The Raphael Remedy

The Wisdom of Lent

by | Feb 27, 2017 | Counseling

Well, Lent is upon us once again, my favorite time of year.

Odd it may seem, considering it is a season of penance and fasting, but I always look forward to it.  Part of the reason is that it heralds the coming of Spring and new life.

From a psychological point of view, Lent can be such a fruitful time if observed well. The spiritual disciplines of Lent of fasting, prayer and almsgiving help us to overcome our sinful tendencies and build spiritual muscle to help us throughout the year so we can live a life of Christian virtue. (CCC 1803) To so many, these things seem to be an archaic throwback to medieval times that appear irrelevant in our modern age. But our modern age is one of indulgence of every desire and instant gratification.
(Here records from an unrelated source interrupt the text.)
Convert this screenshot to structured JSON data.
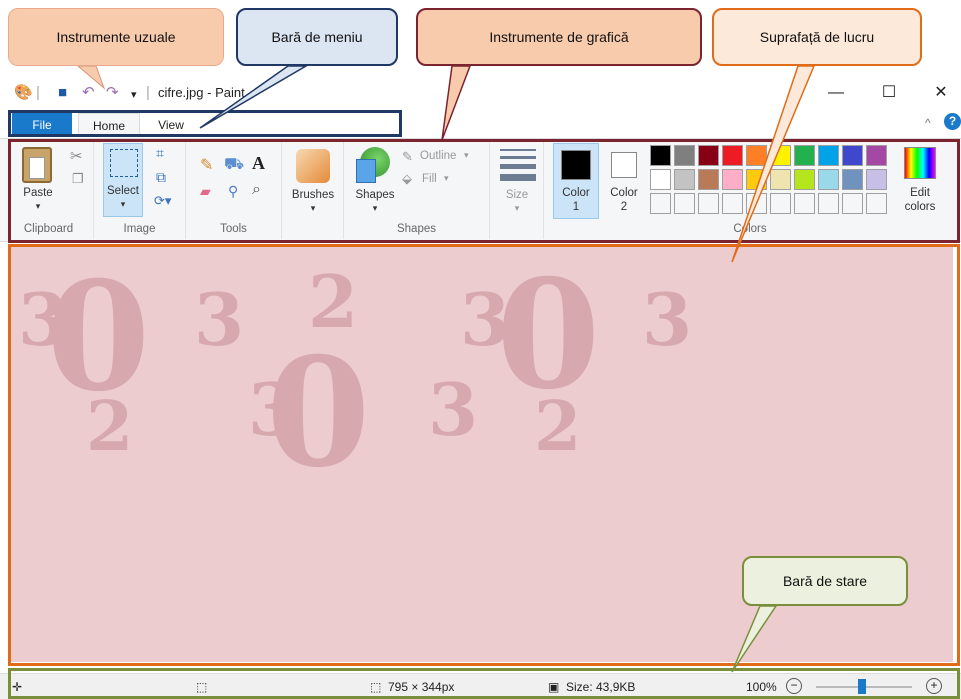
{
  "annotations": {
    "quick_access": "Instrumente uzuale",
    "menu_bar": "Bară de meniu",
    "graphics_tools": "Instrumente de grafică",
    "work_area": "Suprafață de lucru",
    "status_bar": "Bară de stare"
  },
  "window": {
    "title": "cifre.jpg - Paint",
    "minimize": "—",
    "maximize": "☐",
    "close": "✕"
  },
  "menu": {
    "file": "File",
    "home": "Home",
    "view": "View"
  },
  "ribbon": {
    "clipboard": {
      "paste": "Paste",
      "label": "Clipboard"
    },
    "image": {
      "select": "Select",
      "label": "Image"
    },
    "tools": {
      "label": "Tools"
    },
    "brushes": {
      "label": "Brushes"
    },
    "shapes": {
      "shapes": "Shapes",
      "outline": "Outline",
      "fill": "Fill",
      "label": "Shapes"
    },
    "size": {
      "label": "Size"
    },
    "colors": {
      "color1": "Color",
      "color1_num": "1",
      "color2": "Color",
      "color2_num": "2",
      "edit": "Edit",
      "edit2": "colors",
      "label": "Colors",
      "palette_row1": [
        "#000000",
        "#7f7f7f",
        "#880015",
        "#ed1c24",
        "#ff7f27",
        "#fff200",
        "#22b14c",
        "#00a2e8",
        "#3f48cc",
        "#a349a4"
      ],
      "palette_row2": [
        "#ffffff",
        "#c3c3c3",
        "#b97a57",
        "#ffaec9",
        "#ffc90e",
        "#efe4b0",
        "#b5e61d",
        "#99d9ea",
        "#7092be",
        "#c8bfe7"
      ]
    }
  },
  "status": {
    "dimensions": "795 × 344px",
    "size": "Size: 43,9KB",
    "zoom": "100%",
    "zoom_out": "−",
    "zoom_in": "+"
  }
}
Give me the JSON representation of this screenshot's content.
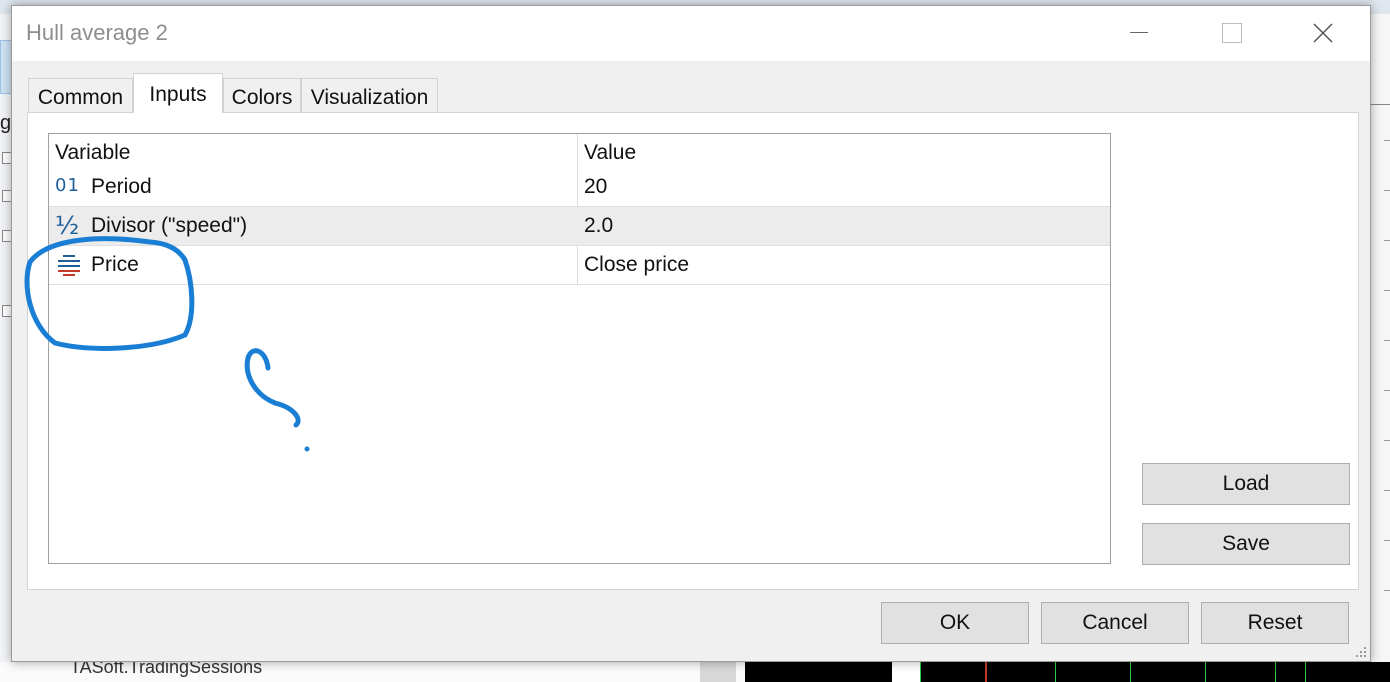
{
  "window": {
    "title": "Hull average 2"
  },
  "tabs": [
    {
      "label": "Common",
      "active": false
    },
    {
      "label": "Inputs",
      "active": true
    },
    {
      "label": "Colors",
      "active": false
    },
    {
      "label": "Visualization",
      "active": false
    }
  ],
  "grid": {
    "headers": {
      "variable": "Variable",
      "value": "Value"
    },
    "rows": [
      {
        "icon": "integer-icon",
        "icon_glyph": "01",
        "variable": "Period",
        "value": "20"
      },
      {
        "icon": "fraction-icon",
        "icon_glyph": "½",
        "variable": "Divisor (\"speed\")",
        "value": "2.0"
      },
      {
        "icon": "enum-icon",
        "icon_glyph": "",
        "variable": "Price",
        "value": "Close price"
      }
    ]
  },
  "side_buttons": {
    "load": "Load",
    "save": "Save"
  },
  "footer_buttons": {
    "ok": "OK",
    "cancel": "Cancel",
    "reset": "Reset"
  },
  "background": {
    "left_panel_char": "g",
    "bottom_text": "TASoft.TradingSessions"
  },
  "colors": {
    "annotation": "#1a7fd4",
    "icon_blue": "#1e5f9a",
    "icon_red": "#c0392b"
  }
}
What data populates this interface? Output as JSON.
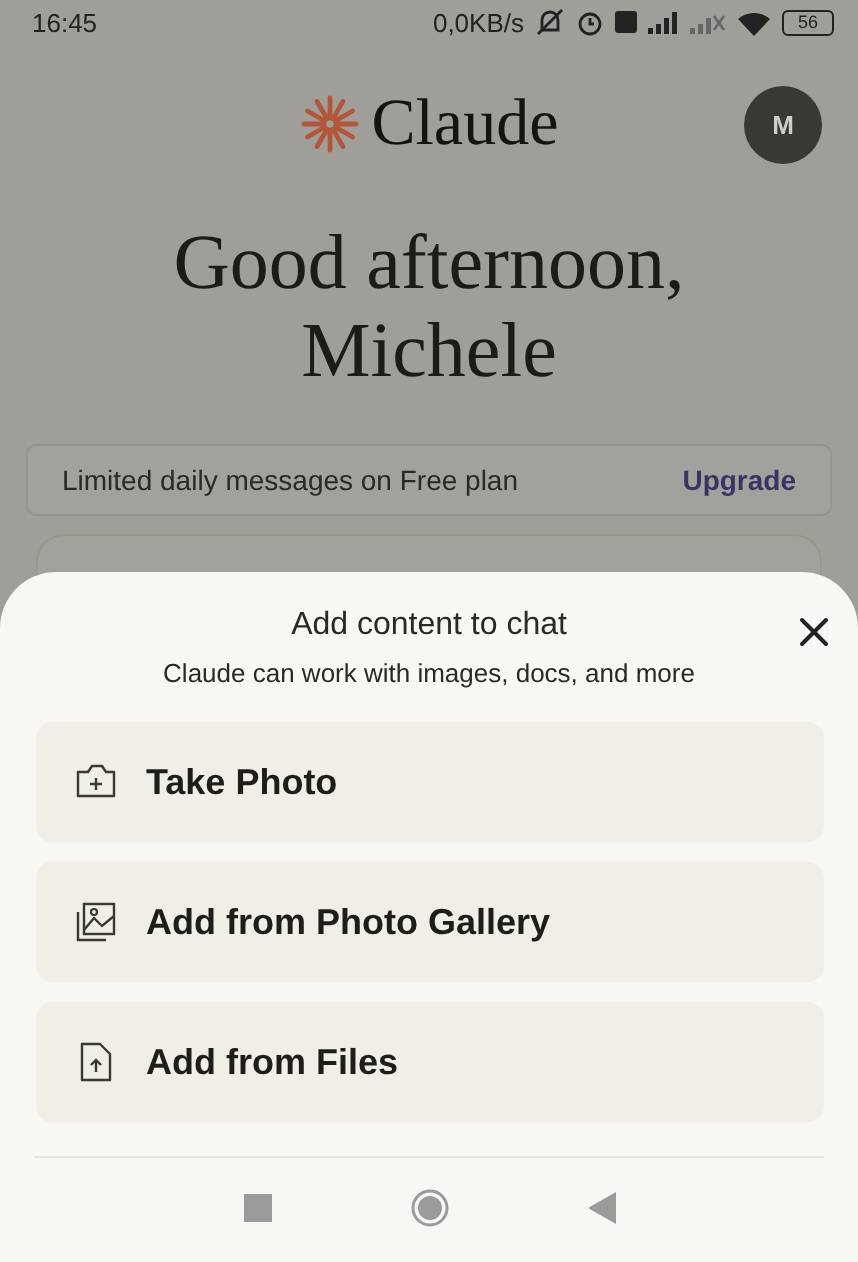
{
  "status_bar": {
    "time": "16:45",
    "network_speed": "0,0KB/s",
    "battery": "56"
  },
  "header": {
    "logo_text": "Claude",
    "avatar_initial": "M"
  },
  "greeting": "Good afternoon, Michele",
  "banner": {
    "text": "Limited daily messages on Free plan",
    "action": "Upgrade"
  },
  "sheet": {
    "title": "Add content to chat",
    "subtitle": "Claude can work with images, docs, and more",
    "options": [
      {
        "kind": "camera",
        "label": "Take Photo"
      },
      {
        "kind": "gallery",
        "label": "Add from Photo Gallery"
      },
      {
        "kind": "file",
        "label": "Add from Files"
      }
    ]
  }
}
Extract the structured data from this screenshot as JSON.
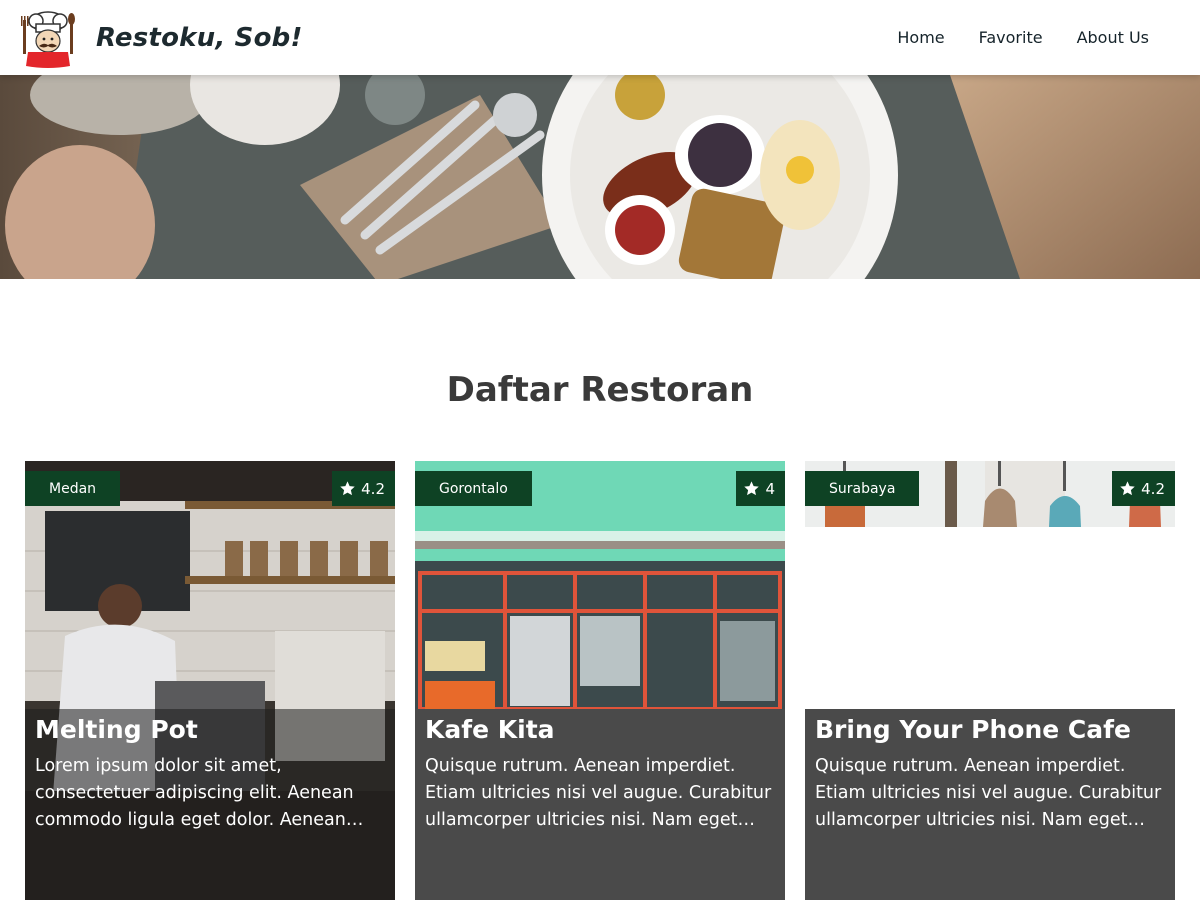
{
  "header": {
    "brand": "Restoku, Sob!",
    "logo_icon": "chef-mascot-logo",
    "nav": [
      {
        "label": "Home"
      },
      {
        "label": "Favorite"
      },
      {
        "label": "About Us"
      }
    ]
  },
  "hero": {
    "image": "breakfast-table-photo"
  },
  "main": {
    "title": "Daftar Restoran",
    "restaurants": [
      {
        "city": "Medan",
        "rating": "4.2",
        "name": "Melting Pot",
        "description": "Lorem ipsum dolor sit amet, consectetuer adipiscing elit. Aenean commodo ligula eget dolor. Aenean massa.",
        "image": "cafe-barista-photo"
      },
      {
        "city": "Gorontalo",
        "rating": "4",
        "name": "Kafe Kita",
        "description": "Quisque rutrum. Aenean imperdiet. Etiam ultricies nisi vel augue. Curabitur ullamcorper ultricies nisi. Nam eget dui.",
        "image": "storefront-photo"
      },
      {
        "city": "Surabaya",
        "rating": "4.2",
        "name": "Bring Your Phone Cafe",
        "description": "Quisque rutrum. Aenean imperdiet. Etiam ultricies nisi vel augue. Curabitur ullamcorper ultricies nisi. Nam eget dui.",
        "image": "pendant-lamps-photo"
      }
    ]
  },
  "colors": {
    "badge_bg": "#0e4224",
    "info_bg": "#4a4a4a",
    "title_text": "#3a3a3a"
  }
}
These are actually deadly for the soul and I may add deadly for relationships, especially marriage.

St. Thomas Aquinas, one of the greatest theologians of the Catholic Church, taught that our emotions (which he included in the term “passions”) both want to and need to be guided by reason or our will. We are created by God “good” and are naturally oriented toward all that is good, beautiful, and true. However, because of original sin, we often don’t do the good that we want to do but instead fall into sin and do evil.

Denying or misunderstanding original sin and how it has affected humanity is at the root of all misunderstanding of human nature. Original sin has left each human being wounded. Baptism takes away original sin, but our fundamental nature is still left weakened. I like to use this analogy. Imagine if you had a brand new wall and someone hammered a nail into that wall. Once the nail is removed, (baptism) there is still a hole in the wall. You can try to patch the wall or fill it in with plaster but the wall is still compromised now and imperfect. Now, some people are more successful than others in filling in that hole. Some, though, never even try to patch it up. “Well, that’s just the way I am!”  Most of us, keep hammering more and more nails into the wall with actual sins and get weaker and weaker. We can go to confession and have them removed, but each nail leaves another hole to be filled in.

The whole of the Christian life is filling in those holes with the grace of Christ and the merits that He won for us on the cross. But we need to have a sound understanding of our wounded human nature and a plan for overcoming it in order to do that. The self denial of fasting or almsgiving helps us to gain mastery over ourselves by using our will to deny our natural (and good) inclinations so that we build the strength to use our will to resist when the disordered desires of our weakened human nature pull us toward sin.

We’re at the beginning of this holy season. Think of some sensory good that you can give up – coffee, desserts, television, social media. Choose one of the Gospels and devote 30 minutes to read one chapter each day. Consider ramping up your prayer life by adding some devotion like the “Stations Of The Cross”. Meditating on the sufferings that Jesus went through on our behalf can motivate us to do better and appreciate His deep and abiding love for each one of us individually. Make confession the centerpiece of your spiritual journey during Lent. What tendencies have you struggled with your whole life that you know are not godly? Take even just one of them and with the help of the Sacraments, work toward gaining mastery over it. We are powerless on our own, but Christ’s power is made perfect in weakness.

Married couples can especially benefit during this holy season. During marriage counseling sessions, I so often “hear confessions” in my office of the sins of the spouses. Sure, therapy is a forum for that. People are hurt or feel misunderstood and need to be heard, understood and find help. But those couples that make use of the Sacrament of Reconciliation find a new orientation. Knowing that each week they need to make an accounting of their own sins, shifts the focus from those of the spouse and real progress begins to be made. For the only one we ultimately have the power to change is our self…with God’s help.

Our Lord is so wise. He set up the Church and her traditions and practices, even those that seem so out of step with modern life, are filled with wisdom and a profound understanding of and respect for human nature. Lent is a great time to get in step and receive the healing graces God has in store for you.

Remember, “For the sake of the JOY that lay before Him, He endured the cross.”  (Hebrews 12:2) The purpose of Lent and the purpose of our faith is the JOY in the resurrection. The cross is the means to that end. Lent is a sharing in that cross.

May God richly bless you in this holy season and may your Easter be a time of great and abiding JOY!